A photo of a notice put up at a Singapore shopping mall warning workers not to use a mall toilet sparked outrage on Facebook. The discriminatory notice threatened a S$107 fine for the low income workers:
“A penalty of $107.00 (incl. of GST) will be imposed for non-compliance and unauthorised use of toilets at level 1 and 2.”
According to the lady who put up the photo on her Facebook profile, Martha Lee said her Japanese friend commented that “this won’t happen in Japan”:
“Was shocked to see this outside level one toilet at Marina One The Heart yesterday. I showed my photo of this sign to my Japanese friend whom I was with who said, “This won’t happen in Japan.” #singapore — at Marina One the Heart.”
Hours after the post went viral, the owner of the A-grade commercial mall Marina One defended itself saying it is “industry practice” and issued a public statement through state media Straits Times:
“We apologise for any concern the sign may have caused. (But) It is an industry practice to have designated toilets for workers at newly completed developments. This practice ensures that there isn’t any confusion for those needing to use the toilets, who may think that contractors are there to fix an issue. It also keeps out any construction dust from these facilities, for the comfort of the users.”
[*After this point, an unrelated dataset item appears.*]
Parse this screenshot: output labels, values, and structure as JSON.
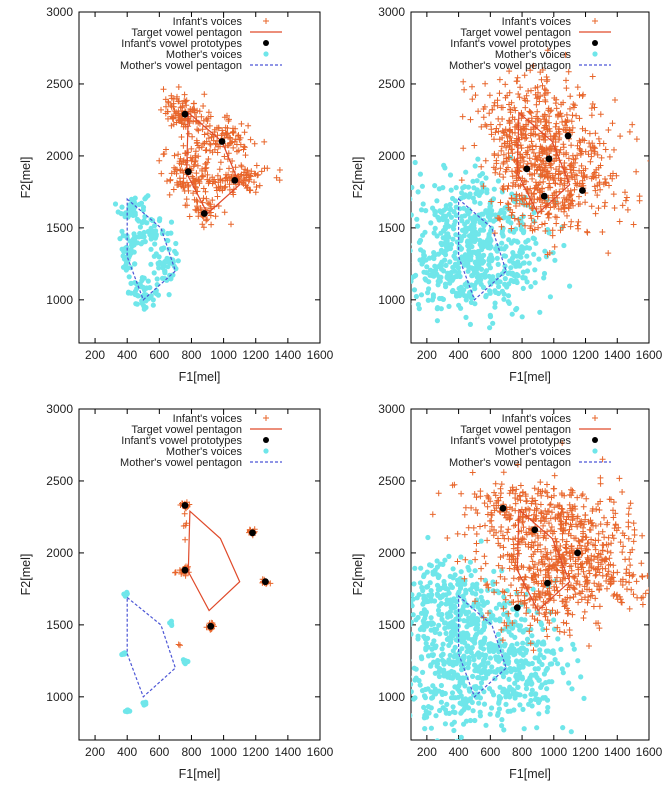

Income discrimination is very common in Singapore. Foreign workers, mainly from third world countries like Bangladesh, India, China and South East Asia, are widely discriminated against by the rich in Singapore. In 2013 Little India Riot, low income workers from India testified that they were being poorly treated in Singapore with many earning as little as S$25 a day, and living in overpopulated dormitories:
Foreign workers on Work Permit are highly profitable to both employers and the Singapore government. The foreign worker levy cost S$700 a month, and they draw an average salary of S$800 a month.
Singapore has one of the world’s highest income inequality, at a GINI coefficient of 0.458 – second highest when compared with OECD nations. The inequality is particularly evident in the streets of Singapore, where elderly poor are often seen pushing trolleys of cardboard for a living. It is also common to see Singaporean elderly half-begging for a living in the shopping malls, selling tissue paper for S$1.
The state of poverty among the elderly is largely due to the failure of the national retirement fund CPF. Since brought to power in 2004, Prime Minister Lee Hsien Loong restricted CPF withdrawal rules by doubling the Minimum Sum from S$80,000 to S$181,000, and increasing Withdrawal Age from 55 to 65.
The corrupted Prime Minister also depressed the CPF interest rates at 2.5%, so he and his wife Ho Ching – who sit as Chairman of GIC and CEO of Temasek Holdings respectively – can borrow government funds at cheap rates to invest overseas. The surplus generated above the 2.5% coupon rate is private profits of the two companies, which goes into the million dollar salaries of the corrupted couple.